We may specify a name when we run an algorithm, the run result of which will be persistent on disk and be loaded later. We run a simple lpa first.

[14]:
def mean_dict(d):
    if isinstance(d,dict):
        return np.mean(list(d.values()))
    else:
        return d
[15]:
lpa_cluster=gct.alg_pg_label_propagation("get_start_lpa", ds)

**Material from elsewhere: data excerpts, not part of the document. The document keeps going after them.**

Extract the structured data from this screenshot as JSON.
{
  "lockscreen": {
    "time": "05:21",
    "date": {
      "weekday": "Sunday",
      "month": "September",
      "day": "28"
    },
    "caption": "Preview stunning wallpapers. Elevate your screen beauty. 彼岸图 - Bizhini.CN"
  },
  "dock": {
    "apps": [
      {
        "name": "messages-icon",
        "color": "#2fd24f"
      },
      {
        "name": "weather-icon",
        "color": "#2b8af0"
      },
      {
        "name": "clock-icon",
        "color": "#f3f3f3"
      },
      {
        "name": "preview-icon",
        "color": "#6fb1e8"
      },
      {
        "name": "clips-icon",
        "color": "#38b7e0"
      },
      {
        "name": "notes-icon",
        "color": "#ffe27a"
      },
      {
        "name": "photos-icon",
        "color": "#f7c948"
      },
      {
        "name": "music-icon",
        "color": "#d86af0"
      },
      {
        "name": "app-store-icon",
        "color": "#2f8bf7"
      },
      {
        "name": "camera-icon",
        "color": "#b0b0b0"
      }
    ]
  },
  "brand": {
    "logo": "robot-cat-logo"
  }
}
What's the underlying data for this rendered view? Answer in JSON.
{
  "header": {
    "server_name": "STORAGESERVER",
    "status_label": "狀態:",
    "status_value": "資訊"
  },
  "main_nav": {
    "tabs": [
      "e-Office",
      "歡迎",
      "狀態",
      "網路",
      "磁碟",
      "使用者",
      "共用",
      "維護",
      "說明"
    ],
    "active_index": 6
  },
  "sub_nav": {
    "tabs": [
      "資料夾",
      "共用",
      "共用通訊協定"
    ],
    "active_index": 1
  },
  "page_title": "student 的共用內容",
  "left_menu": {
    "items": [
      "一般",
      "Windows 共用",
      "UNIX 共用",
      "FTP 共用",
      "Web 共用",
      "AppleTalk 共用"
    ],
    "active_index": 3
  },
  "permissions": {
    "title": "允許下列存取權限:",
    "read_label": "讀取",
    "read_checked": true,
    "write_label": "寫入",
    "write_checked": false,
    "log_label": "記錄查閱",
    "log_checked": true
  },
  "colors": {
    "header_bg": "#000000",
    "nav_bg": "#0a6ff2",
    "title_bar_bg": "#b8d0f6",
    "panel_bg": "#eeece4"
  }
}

2019-11-05 19:14:35,992 - get_start_lpa - INFO - Running /opt/gct/submodules/PowerGraph/label_propagation --graph /tmp/tmpu2xjaf03/edges.txt --saveprefix=output.cluster --execution async --ncpus 7 --weighted 0 --directed 0
INFO:get_start_lpa:Running /opt/gct/submodules/PowerGraph/label_propagation --graph /tmp/tmpu2xjaf03/edges.txt --saveprefix=output.cluster --execution async --ncpus 7 --weighted 0 --directed 0
2019-11-05 19:14:36,483 - get_start_lpa - INFO - Made 5 clusters in 0.476943 seconds
INFO:get_start_lpa:Made 5 clusters in 0.476943 seconds
[16]:
lpa_cluster
[16]:
{'runname': 'get_start_lpa', 'params': {'execution': 'async', 'ncpus': 7, 'weighted': 0, 'directed': 0}, 'dataname': 'get_start', 'meta': {'lib': 'powergraph', 'name': 'label_propagation'}, 'timecost': 0.4769434928894043, 'clusters': {3: [105, 115, 73, 47, 3, 106, 120, 37, 71, 91, 107, 122, 108, 43, 58, 95, 40, 64, 112, 75, 12, 103, 90, 101, 111, 50], 5: [89, 4, 110, 124, 85, 126, 68, 63, 102, 100, 32, 14, 35, 26, 38, 67, 54, 56, 59, 113, 5, 99, 83, 125, 119, 80, 84, 98, 69, 116, 10, 114, 94, 87, 97, 121, 104, 46, 88, 66, 118, 127, 109, 123, 117, 7, 92, 57, 36, 17, 18, 74, 48, 79], 6: [0, 49, 76, 27, 16, 81, 6, 72, 22, 34, 60, 8, 20, 39, 42, 65, 52], 9: [21, 31, 13, 24, 41, 44, 9, 25, 55, 45, 28, 61], 19: [51, 86, 2, 53, 62, 93, 15, 11, 33, 78, 1, 77, 96, 19, 30, 23, 82, 70, 29]}}
[17]:
gcm=GraphClusterMetrics(ds, lpa_cluster)
print(gt.num_cluster)
gcm.graph_tool_draw()
6
../../_images/usage_notebook_1_get_start_23_1.png
[18]:
#Let's look at some metrics for the clustering
properties="conductance modularity separability cluster_expansions cluster_cut_ratios cluster_sum_intra_weights cluster_out_sum_weights cluster_clustering_coefficient  cluster_cut_ratios inter_cluster_density intra_cluster_density"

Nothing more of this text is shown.